Werknemer, 56 jaar, is op 1 april 2024 op basis van een jaarcontract bij het Centraal Bureau Rijvaardigheidsbewijzen (hierna: CBR) in dienst getreden in de functie van examinator rijvaardigheid. Bepaald is dat werknemer gedurende de eerste vier maanden van het dienstverband een opleiding zou volgen. Voordat hij bij het CBR in dienst trad, is hij gedurende 33 jaar werkzaam geweest als rijinstructeur. Het salaris bedroeg op basis van een parttime functie (80%) € 3.429,60 bruto per maand. Bepaald is dat het dienstverband tussentijds kan worden opgezegd, maar dat de intentie is om na het verstrijken van de bepaalde tijd over te gaan tot een dienstverband voor onbepaalde tijd, onder de voorwaarde dat er geen belemmeringen zijn zoals bijvoorbeeld aandachtspunten in het functioneren. In de arbeidsovereenkomst is bepaald dat het CBR werknemer kan verzoeken om tijdelijk andere voorkomende werkzaamheden uit te voeren, onder meer als de opleiding tot examinator niet met succes kan worden afgerond. Tussen partijen ontstaat discussie over het verloop van de opleiding tot examinator. Deze opleiding is tussentijds stopgezet omdat de docenten van oordeel waren dat bij werknemer de opbouw van de kennis en inzicht in de rijprocedure stagneerde zowel tijdens het klassikale gedeelte als tijdens de simulatie en bij de praktijkstagedagen. Werknemer heeft bij het CBR een klacht ingediend over het tussentijds beëindigen van zijn opleiding. In juli 2024 heeft hierover een gesprek plaatsgevonden. Op 4 september 2024 heeft werknemer zich ziek gemeld. Werknemer verzoekt alsnog een mondeling examen  (MMRP) te mogen afleggen. CBR wijst dit verzoek af en bij brief van 18 februari 2025 heeft het CBR aan werknemer bericht dat zijn dienstverband niet zal worden voortgezet en op 1 april 2025 zal eindigen. Werknemer verzoekt primair onder meer hem de gelegenheid te bieden om alsnog - maar binnen redelijke termijn - de officiële MMRP af te leggen bij twee onafhankelijke en niet bij de (eerdere) opleiding betrokken docenten/examinatoren en subsidiair vordert hij een schadevergoeding.

Oordeel

Naar het oordeel van de kantonrechter staat vast dat werknemer de oefen-MMRP niet heeft gehaald. Werknemer erkent ook dat het niet goed ging. Dat het onvoldoende scoren mede is veroorzaakt door het feit dat dit werd afgenomen door twee bekende docenten is niet voldoende gebleken. Het enkele feit dat deze docenten aanwezig waren bij de gesprekken op 14 en 15 mei 2024 is onvoldoende om aannemelijk te achten dat zij tijdens de oefen-MMRP niet objectief zouden zijn geweest. Werknemer heeft ook niet concreet gemaakt op welke punten zij onvoldoende objectief in hun oordeel zouden zijn geweest. Dat de houding of het gedrag van de beide docenten zijn score negatief hebben beïnvloed is evenmin gebleken en is bovendien ook niet gesteld.

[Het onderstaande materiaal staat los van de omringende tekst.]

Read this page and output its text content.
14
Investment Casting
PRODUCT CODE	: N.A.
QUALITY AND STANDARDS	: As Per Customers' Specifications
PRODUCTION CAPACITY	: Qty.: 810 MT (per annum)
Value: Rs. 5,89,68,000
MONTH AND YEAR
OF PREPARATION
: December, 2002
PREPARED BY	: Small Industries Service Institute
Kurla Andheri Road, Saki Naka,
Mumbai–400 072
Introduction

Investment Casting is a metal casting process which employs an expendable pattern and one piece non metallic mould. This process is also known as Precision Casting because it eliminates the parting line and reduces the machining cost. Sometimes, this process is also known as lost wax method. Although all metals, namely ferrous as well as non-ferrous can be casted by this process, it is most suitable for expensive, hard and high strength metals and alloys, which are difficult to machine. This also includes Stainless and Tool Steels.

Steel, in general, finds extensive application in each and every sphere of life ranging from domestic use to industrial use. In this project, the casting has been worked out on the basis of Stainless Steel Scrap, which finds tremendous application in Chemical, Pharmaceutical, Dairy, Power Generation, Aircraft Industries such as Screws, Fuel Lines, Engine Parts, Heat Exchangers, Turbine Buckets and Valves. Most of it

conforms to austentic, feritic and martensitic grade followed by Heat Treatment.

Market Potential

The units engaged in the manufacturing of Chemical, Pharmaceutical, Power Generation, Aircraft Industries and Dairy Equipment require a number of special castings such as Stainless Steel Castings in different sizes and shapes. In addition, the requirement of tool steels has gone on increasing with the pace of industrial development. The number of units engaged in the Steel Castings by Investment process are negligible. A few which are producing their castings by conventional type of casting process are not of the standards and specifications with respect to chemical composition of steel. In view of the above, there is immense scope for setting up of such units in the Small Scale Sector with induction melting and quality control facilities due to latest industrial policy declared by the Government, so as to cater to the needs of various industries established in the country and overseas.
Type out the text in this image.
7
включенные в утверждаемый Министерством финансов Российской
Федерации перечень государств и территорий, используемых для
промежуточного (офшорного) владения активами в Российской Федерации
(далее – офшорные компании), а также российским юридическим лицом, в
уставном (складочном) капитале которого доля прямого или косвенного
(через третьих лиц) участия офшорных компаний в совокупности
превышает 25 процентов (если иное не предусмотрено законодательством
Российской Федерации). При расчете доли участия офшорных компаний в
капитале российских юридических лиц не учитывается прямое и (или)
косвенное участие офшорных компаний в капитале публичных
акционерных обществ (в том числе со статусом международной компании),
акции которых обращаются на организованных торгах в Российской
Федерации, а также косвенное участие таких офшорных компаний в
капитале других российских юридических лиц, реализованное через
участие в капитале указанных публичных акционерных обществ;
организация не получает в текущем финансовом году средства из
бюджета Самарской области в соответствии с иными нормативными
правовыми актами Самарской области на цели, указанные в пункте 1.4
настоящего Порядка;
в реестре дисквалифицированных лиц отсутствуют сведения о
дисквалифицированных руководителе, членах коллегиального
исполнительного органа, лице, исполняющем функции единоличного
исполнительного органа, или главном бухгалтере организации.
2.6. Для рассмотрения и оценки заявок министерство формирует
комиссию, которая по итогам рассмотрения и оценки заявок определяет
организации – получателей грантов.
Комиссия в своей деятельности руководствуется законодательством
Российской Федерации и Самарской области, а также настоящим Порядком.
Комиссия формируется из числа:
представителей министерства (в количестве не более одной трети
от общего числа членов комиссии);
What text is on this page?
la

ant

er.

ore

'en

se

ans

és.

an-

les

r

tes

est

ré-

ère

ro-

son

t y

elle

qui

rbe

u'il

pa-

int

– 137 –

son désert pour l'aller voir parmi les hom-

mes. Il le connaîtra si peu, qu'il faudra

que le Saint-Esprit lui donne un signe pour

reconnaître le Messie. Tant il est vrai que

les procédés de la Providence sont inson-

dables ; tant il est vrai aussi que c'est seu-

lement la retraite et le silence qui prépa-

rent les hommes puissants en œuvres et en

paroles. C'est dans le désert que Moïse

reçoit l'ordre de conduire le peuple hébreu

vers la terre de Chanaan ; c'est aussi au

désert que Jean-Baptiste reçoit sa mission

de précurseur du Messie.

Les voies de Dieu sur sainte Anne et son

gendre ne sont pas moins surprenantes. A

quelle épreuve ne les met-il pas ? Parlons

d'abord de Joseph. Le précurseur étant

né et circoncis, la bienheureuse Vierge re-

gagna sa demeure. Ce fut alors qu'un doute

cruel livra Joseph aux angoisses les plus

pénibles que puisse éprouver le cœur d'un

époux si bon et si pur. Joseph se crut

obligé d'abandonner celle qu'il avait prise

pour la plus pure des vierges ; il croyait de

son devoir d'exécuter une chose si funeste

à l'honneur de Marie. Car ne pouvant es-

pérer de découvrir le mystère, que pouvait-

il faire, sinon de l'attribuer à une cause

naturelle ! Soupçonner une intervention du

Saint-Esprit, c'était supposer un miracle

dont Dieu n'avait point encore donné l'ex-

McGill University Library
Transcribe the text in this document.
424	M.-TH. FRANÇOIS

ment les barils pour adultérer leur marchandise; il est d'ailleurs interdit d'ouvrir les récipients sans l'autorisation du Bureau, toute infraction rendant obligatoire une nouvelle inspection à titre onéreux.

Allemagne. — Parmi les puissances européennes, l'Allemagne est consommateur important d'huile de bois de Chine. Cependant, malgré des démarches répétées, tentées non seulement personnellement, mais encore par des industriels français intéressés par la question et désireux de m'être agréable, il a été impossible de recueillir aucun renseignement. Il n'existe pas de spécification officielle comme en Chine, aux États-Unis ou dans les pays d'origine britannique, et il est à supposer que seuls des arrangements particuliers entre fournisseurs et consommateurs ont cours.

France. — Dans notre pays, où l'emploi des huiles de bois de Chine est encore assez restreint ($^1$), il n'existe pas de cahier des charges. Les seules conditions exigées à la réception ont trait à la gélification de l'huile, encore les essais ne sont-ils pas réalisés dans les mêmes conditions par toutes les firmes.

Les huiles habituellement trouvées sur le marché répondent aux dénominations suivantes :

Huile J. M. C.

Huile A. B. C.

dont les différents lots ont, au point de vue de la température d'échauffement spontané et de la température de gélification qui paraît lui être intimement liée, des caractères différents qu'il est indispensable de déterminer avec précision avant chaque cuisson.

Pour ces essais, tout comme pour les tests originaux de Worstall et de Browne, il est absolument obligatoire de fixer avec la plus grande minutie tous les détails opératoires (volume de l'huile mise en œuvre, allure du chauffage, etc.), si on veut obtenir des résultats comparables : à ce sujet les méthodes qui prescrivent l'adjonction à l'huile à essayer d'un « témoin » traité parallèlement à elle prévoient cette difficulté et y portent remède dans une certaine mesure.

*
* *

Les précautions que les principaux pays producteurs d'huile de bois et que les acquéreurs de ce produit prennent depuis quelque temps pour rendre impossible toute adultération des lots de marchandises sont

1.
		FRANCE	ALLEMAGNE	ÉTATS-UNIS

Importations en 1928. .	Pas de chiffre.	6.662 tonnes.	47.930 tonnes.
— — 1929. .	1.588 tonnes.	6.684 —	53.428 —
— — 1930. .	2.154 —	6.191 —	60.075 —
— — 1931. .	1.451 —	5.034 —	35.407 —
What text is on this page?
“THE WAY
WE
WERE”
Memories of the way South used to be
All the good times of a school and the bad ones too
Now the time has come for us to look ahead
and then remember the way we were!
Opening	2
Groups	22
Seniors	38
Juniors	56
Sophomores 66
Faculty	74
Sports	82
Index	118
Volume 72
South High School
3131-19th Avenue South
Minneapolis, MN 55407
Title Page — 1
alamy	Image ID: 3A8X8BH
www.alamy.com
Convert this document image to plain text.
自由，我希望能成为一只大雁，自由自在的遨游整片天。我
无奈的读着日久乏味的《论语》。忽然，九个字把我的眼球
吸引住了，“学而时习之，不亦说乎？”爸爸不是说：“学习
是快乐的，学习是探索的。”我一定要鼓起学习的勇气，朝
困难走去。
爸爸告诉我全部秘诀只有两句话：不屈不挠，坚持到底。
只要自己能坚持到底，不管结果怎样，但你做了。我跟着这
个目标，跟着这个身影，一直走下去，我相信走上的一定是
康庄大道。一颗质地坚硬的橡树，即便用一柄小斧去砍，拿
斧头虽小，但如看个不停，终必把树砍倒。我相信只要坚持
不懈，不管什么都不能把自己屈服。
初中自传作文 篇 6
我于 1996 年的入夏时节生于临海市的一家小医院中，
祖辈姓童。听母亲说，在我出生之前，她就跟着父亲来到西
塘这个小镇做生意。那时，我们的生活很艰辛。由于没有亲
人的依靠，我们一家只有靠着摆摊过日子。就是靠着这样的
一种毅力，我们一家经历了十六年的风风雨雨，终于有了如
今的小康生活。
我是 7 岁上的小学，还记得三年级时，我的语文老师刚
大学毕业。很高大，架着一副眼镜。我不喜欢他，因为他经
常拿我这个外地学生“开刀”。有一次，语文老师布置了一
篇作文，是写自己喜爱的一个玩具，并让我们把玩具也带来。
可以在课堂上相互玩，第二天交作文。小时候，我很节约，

Werknemer heeft ook niet aannemelijk gemaakt dat hij beter zou hebben gescoord als de MMRP door docenten van een andere vestiging was afgenomen. Vervolgens is het de vraag of het CBR in strijd met het beginsel van goed werkgeverschap heeft gehandeld door de opleiding na de oefen-MMRP te beëindigen. Daarbij moet vooropgesteld worden dat het CBR bij de aanvang van het dienstverband niet de garantie geeft dat de kandidaat voor de opleiding slaagt. In de arbeidsovereenkomst wordt daarvan ook melding gemaakt. In dat geval kan de kandidaat gedurende het resterende dienstverband andere werkzaamheden krijgen. Ook is vermeld dat geen dienstverband voor onbepaalde tijd wordt geboden als er aandachtspunten in het functioneren zijn. Werknemer stelt dat zijn functioneren negatief is beïnvloed door de wijze waarop hij is bejegend. Hij zou anders, dat wil zeggen negatiever, zijn behandeld dan andere kandidaten. Naar het oordeel van de kantonrechter heeft werknemer dit onvoldoende concreet gemaakt. De kantonrechter is van oordeel dat onvoldoende aannemelijk is geworden dat in een bodemprocedure zal worden geoordeeld dat het CBR bij zijn beslissing om de opleiding tussentijds te beëindigen in strijd met artikel 7:611 BW, 6:162 BW of 6:74 BW heeft gehandeld.